Chhath Puja Rituals & Traditions:
The ancient Hindu celebration of Chhath Puja honors Bhagwan Surya. It is well call to thank Surya for blessing the world with wealth and maintaining vitality and survival.
The Vratti, or devotee, fasts for 36 hours without snacking anything, making the ceremonies and traditions of Chhath Puja very arduous. This article goes through the ceremonies and procedures in great detail.
Day 1- Nahaay Khaay:
Today is the first day of Chhath Puja. While cleansing the whole structure, its environs, and the entrances to the Ghat, the Parvaitin shall take a holy shower. In the evenings, the Parvaitin prepares Satvik Kaduaa Bhaat and offers it to the deity as Bhog.

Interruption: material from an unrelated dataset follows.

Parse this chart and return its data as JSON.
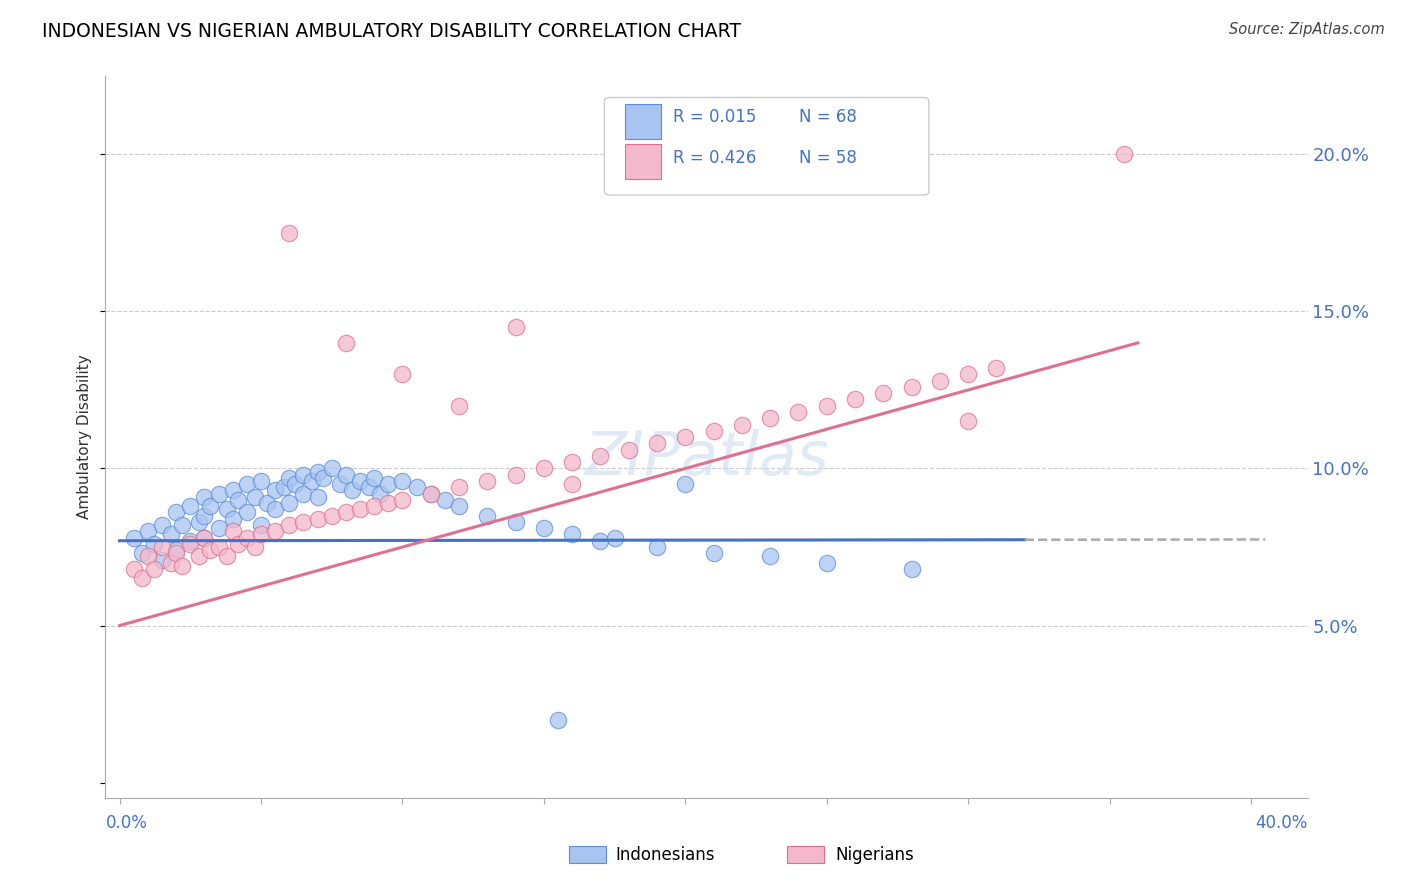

That’s the parv’s initial meal and the Parvaitin’s final meal during Chhath Puja. Then we ingest meal to protect the psyche from vindictive feelings.
Day 2- Kharna:
On the second day, the devotees fast for a long time without drinking water. After worshipping Chhathi Maiya and consuming Prasad, they complete their fast in the evenings. We call the offering as Prasad. We make it with rasiao-kheer, puris or chapattis, and bananas. Also the Prasad is among household members and neighbors.
Day 3- Sandhya Arghya:
Vrattis fasted for three days, neither having a drink nor feeding. The ritual components are prepared throughout the day. A Dauri, a Supali, or a metal cup holds all of the offerings. The options include thekua, puri, coconut, banana, apple, orange, and other seasonal foods.
To perform nocturnal ceremonies, people walk to riverbanks, lakes, and even other attractive water features. Also All of the Vrattis, their relatives, mates, and neighbors assemble there to present Sandhya Arghya to the Sun God.
Day 4- Aragh Bhorka:
Parishioners must travel to the riverfront before actual dawn on the last day of Chhath puja to offer an arghya to the sunrise. After then, Chhatti Maiya is tasked with safeguarding a youngster and also the peace and enjoyment of the whole large relatives. Also Devotees sip water and eat a tiny quantity of prasad upon meditation to complete their fast. This is referred to as parn.